B. Nature des rapports juridiques entre une banque et son client

[67] La relation qui existe entre une banque et son client est une relation débiteur‑créancier dans laquelle la banque joue le rôle de débitrice : Foley c. Hill (1848), 2 H.L.C. 28, 9 E.R. 1002. L’obligation de rembourser entre en jeu lorsque le client exige un paiement de la banque. Le client peut demander à être payé en espèces ou par chèque.

[68] Habituellement, la banque sur laquelle le chèque est tiré (la banque tirée) n’a aucune obligation de payer le preneur du chèque; elle a des obligations légales seulement à l’égard de son client (le tireur) : Schroeder c. Central Bank of London (1876), 34 L.T. 735 (C.P. Div.); Thomson c. Merchants Bank of Canada (1919), 58 R.C.S. 287, p. 298; Schimnowski Estate, Re, [1996] 6 W.W.R. 194 (C.A. Man.), par. 19. Ce principe est confirmé par le par. 16(1) et l’art. 126 de la Loi sur les lettres de change, L.R.C. 1985, ch. B‑4 (« LLC »). Les rapports juridiques qui existent entre le tireur et la banque tirée découlent du contrat bancaire intervenu entre eux; si le preneur n’est pas partie à ce contrat, il n’a aucun lien avec la banque.

[69] Cependant, si le preneur et le tireur sont une seule et même personne, c’est-à-dire dans le cas où la personne se fait un chèque à elle-même, la banque est tenue de payer le preneur une fois le chèque présenté. Il en est ainsi parce que la banque a l’obligation de remettre à son client, sur demande, les fonds qui lui ont été confiés : Foley. En effet, dans le cas où le client se fait un chèque à lui-même en vue de se faire payer à même les fonds qu’il a déposés à la banque, cette dernière a l’obligation contractuelle de payer le chèque sur présentation de celui-ci, une fois qu’elle s’est assurée que le chèque est payable régulièrement.

[70] Il ressort également de la jurisprudence que la banque tirée est tenue de payer le preneur s’il s’agit d’un de ses clients. En pareil cas, il existe un contrat entre le preneur et la banque tirée. Comme l’explique M. H. Ogilvie, [traduction] « [s]i le tireur et le preneur sont des clients de la même banque, le preneur peut directement intenter une poursuite pour inexécution de contrat, ainsi que pour retard dans l’encaissement » (Bank and Customer Law in Canada (2007), p. 291).

C. Le chèque déposé est-il payable au preneur/client ou à la banque?

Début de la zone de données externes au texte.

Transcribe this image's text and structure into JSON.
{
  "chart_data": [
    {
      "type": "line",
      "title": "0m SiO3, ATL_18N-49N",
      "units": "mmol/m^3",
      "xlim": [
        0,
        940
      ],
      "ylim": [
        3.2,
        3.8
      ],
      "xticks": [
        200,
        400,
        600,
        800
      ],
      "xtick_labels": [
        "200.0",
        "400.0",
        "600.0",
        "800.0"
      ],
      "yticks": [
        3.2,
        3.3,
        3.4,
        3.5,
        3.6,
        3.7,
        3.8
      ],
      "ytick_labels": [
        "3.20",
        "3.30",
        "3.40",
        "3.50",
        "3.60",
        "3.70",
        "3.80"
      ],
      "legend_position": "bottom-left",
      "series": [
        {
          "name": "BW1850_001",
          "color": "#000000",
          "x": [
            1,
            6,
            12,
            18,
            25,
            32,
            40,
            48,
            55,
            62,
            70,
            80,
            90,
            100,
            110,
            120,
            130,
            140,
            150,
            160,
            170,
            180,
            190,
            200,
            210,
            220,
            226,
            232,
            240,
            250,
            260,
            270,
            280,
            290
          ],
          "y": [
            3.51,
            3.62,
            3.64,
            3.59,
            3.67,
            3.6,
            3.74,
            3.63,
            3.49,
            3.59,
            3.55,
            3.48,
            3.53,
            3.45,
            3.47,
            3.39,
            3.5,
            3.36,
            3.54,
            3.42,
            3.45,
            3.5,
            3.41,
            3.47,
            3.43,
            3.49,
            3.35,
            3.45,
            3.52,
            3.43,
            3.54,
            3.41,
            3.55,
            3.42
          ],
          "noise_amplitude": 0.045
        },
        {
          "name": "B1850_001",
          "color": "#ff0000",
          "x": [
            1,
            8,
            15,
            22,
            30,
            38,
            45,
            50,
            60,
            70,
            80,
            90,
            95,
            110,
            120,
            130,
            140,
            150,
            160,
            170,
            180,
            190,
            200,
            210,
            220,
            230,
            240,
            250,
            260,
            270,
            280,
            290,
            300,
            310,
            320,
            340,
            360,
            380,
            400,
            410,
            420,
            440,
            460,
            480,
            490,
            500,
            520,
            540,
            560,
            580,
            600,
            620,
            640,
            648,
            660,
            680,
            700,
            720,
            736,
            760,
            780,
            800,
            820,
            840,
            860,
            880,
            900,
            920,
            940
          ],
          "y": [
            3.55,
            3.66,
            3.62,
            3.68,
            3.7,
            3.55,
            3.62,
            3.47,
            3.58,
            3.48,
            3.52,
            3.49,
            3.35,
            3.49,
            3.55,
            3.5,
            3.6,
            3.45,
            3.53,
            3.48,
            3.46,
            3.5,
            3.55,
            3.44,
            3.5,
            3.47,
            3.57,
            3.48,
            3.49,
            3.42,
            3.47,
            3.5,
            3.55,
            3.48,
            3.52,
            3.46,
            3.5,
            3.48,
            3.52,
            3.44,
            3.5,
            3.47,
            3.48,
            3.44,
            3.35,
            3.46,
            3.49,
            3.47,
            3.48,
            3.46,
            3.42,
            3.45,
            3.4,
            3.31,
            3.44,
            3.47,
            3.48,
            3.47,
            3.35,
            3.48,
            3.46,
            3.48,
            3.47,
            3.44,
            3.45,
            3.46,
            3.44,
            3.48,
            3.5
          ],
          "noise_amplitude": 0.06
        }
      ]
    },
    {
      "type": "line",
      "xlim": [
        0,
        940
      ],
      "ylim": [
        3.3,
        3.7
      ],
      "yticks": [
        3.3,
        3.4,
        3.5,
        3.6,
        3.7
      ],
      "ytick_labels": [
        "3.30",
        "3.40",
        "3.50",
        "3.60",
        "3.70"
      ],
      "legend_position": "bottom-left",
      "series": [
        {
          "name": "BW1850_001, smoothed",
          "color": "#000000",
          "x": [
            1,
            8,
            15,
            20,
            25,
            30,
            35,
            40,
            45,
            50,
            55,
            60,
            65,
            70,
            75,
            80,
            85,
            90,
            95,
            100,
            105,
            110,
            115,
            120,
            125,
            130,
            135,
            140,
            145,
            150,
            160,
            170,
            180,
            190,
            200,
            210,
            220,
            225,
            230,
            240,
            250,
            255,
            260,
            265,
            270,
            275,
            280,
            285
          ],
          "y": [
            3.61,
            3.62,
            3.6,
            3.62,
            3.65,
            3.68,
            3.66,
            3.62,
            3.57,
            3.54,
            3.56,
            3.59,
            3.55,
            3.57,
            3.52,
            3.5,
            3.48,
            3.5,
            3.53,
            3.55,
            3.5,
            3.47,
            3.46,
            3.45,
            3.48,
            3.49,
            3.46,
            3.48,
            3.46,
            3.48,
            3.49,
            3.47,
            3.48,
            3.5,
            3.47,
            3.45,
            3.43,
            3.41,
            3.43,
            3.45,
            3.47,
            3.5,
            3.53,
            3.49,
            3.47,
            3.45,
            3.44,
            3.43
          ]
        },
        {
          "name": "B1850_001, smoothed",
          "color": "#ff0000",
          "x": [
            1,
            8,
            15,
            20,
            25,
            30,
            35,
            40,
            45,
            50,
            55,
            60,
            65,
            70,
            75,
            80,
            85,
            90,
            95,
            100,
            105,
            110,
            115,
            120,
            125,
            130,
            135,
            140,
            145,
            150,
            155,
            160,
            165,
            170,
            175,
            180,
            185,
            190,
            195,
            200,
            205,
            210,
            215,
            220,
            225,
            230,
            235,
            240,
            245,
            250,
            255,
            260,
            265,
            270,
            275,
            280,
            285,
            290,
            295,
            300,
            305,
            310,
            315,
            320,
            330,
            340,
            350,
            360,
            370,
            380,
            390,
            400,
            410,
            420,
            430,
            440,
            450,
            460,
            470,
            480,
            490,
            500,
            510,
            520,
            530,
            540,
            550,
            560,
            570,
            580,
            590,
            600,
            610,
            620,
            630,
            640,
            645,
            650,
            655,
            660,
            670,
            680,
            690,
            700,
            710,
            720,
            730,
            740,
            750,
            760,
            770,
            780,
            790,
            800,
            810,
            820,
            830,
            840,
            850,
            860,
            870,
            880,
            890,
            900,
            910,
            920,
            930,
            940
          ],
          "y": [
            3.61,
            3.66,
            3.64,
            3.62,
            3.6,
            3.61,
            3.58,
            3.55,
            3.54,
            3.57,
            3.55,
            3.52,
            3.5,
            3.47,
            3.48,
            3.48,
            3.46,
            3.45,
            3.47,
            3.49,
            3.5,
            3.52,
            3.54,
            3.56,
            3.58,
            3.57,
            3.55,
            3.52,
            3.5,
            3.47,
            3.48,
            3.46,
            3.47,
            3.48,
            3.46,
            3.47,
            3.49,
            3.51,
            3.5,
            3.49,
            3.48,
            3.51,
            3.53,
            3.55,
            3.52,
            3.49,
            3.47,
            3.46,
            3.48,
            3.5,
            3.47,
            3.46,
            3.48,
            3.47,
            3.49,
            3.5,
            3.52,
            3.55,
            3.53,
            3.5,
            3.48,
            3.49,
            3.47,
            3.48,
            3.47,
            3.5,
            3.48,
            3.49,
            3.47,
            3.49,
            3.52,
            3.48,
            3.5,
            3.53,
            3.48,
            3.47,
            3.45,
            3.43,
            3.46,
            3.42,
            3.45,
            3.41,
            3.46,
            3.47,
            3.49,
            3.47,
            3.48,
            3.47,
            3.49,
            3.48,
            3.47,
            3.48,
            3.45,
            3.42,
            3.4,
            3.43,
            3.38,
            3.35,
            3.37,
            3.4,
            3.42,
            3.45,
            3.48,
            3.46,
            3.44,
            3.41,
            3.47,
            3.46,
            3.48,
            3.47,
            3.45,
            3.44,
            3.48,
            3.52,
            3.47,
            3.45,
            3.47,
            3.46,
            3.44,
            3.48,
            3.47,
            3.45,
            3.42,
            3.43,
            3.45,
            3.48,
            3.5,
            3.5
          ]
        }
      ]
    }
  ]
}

[71] Selon la Banque, les chèques, une fois déposés, n’étaient plus « payables » à Me McLeod, mais [traduction] « étaient désormais payables à la Banque conformément au par. 165(3) de la Loi sur les lettres de change » (mémoire, par. 51). La Banque soutient que, dès lors qu’un chèque est remis à la banque pour encaissement, celle-ci en devient la détentrice, et tout paiement effectué à même les fonds provenant du chèque lui est fait à elle seule. En conséquence, le par. 224(1) de la LIR ne s’applique pas, la Banque n’étant jamais tenue de faire un paiement au preneur (Me McLeod); le paiement, elle doit se le faire à elle-même en sa qualité d’intermédiaire. Dans ses motifs, la juge Deschamps accepte cette proposition. En toute déférence, je ne puis me rallier à ce point de vue.

[72] À mon avis, l’appelante se méprend sur la relation qui existe entre une banque et son client qui dépose un chèque. Premièrement, la banque qui encaisse un chèque déposé reçoit les fonds à titre de mandataire de son client (le preneur) : B.M.P.; voir également Westminster Bank Ltd. c. Hilton (1926), 43 T.L.R. 124 (H.L.), p. 126. Cela suppose deux opérations. Les fonds sont d’abord « portés au crédit [du] mandant », le preneur/client, par la banque, pour être « de nouveau remis [à la banque] en vertu du contrat bancaire » : B.M.P., par. 77, la juge Deschamps. Le fait que ces opérations soient consécutives ne change rien à la conclusion que, sur le plan juridique, elles constituent deux étapes distinctes. Le chèque déposé est donc payable au client au moment où il est déposé; il n’est jamais payable à la banque.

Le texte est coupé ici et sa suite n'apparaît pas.